İÇ CEPHEYİ TAHKİM ETMELİYİZ
Daha da acısı, son genel seçimlerde, bu güruhun da sahiplendiği siyasî ittifak, yüzde 48.5 oy aldı. Elbette milletin yarısı, vatan karşıtı cepheye bilinçli bir tercihle oy vermiş değil. Seçmen davranışını etkileyen yüzlerce etken var.
Maalesef düşman, yüzlerce yıldır olduğu gibi, içimizdeki fikir ayrılıklarını, siyasî tavır farklılıklarını, etnik ve inanç farklılıklarını kaşıyarak üzerimize geliyor. Ama hepsi nafile… Hepsi sonuçsuz kalacak. İçimizi acıtan kötülüklere maruz kalsak bile…
Bizim, öncelikle içimizdeki zaafları giderip, iç cepheyi tahkim etmemiz gerekiyor.

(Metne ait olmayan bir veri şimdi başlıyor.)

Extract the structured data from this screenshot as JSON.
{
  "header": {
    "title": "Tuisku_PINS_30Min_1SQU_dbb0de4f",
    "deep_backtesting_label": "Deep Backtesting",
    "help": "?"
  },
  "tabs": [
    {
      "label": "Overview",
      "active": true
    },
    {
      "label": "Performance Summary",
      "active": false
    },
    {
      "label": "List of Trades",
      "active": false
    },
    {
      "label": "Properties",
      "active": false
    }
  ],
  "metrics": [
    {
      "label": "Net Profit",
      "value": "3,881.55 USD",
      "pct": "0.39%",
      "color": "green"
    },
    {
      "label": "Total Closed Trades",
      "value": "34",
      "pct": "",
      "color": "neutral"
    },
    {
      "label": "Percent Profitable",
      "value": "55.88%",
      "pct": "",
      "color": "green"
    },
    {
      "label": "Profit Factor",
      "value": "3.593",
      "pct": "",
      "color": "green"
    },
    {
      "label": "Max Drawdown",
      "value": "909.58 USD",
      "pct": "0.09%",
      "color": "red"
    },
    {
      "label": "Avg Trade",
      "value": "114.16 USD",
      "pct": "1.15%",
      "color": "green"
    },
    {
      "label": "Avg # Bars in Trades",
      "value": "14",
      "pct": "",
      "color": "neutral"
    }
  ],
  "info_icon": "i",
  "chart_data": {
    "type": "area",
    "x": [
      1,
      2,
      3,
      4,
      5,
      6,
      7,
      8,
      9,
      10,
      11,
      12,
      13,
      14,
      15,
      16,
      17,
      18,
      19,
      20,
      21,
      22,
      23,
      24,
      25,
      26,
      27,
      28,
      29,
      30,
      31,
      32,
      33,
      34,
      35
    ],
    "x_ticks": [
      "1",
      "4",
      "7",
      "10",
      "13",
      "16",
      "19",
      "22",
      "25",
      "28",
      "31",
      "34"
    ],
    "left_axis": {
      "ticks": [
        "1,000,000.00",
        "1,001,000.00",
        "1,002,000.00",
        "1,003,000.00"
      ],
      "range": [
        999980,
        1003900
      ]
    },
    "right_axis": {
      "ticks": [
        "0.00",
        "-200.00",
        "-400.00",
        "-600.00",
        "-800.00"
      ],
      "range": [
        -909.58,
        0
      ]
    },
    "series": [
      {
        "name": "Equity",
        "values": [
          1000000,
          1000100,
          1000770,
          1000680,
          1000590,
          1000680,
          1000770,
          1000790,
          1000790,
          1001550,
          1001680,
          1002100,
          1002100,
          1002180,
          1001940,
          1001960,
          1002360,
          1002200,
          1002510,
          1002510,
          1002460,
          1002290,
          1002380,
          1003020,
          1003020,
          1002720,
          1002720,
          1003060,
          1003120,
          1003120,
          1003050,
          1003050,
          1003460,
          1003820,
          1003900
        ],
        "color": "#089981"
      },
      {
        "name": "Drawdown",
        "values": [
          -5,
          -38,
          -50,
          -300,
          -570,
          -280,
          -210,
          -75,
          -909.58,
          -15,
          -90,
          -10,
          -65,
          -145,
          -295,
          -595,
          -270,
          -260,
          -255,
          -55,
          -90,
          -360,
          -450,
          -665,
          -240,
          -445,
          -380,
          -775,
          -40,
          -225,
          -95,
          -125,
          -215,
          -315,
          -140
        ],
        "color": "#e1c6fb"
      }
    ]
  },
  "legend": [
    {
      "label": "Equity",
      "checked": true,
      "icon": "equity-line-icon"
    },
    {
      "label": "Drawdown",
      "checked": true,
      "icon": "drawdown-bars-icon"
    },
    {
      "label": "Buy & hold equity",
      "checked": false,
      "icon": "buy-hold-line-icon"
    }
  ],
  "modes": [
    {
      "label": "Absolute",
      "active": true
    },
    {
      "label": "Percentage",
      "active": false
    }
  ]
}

Yöntemi ne olur, bilemem… Lakin Türkiye’nin, zaman kaybetmeksizin, içerideki etki ajanlarını safdışı bırakması gerekiyor. Bu uğurda, gereken her tedbir alınmalıdır.
MHP Lideri Devlet Bahçeli’nin ısrarla vurguladığı gibi, Anayasa Mahkemesi, terör partisi için açılan kapatma davasını acilen neticelendirmeli. O da yetmez; terörün yeni siyasî organizasyonu için de kapatma davası açılıp, acilen karar verilmelidir.
Gerekiyorsa yeni yasal düzenlemeler yapıp; teröre destek veren siyasî yapılar, milletvekilleri de dâhil, derhal safdışı bırakılmalıdır. Türk Milletinin sırtından bu kenelere maaş ve sair para ödenmesi garabeti son bulmalıdır.
Bu saatten sonra dışarıdan gelecek tepkileri de tınlamaya gerek kalmamıştır.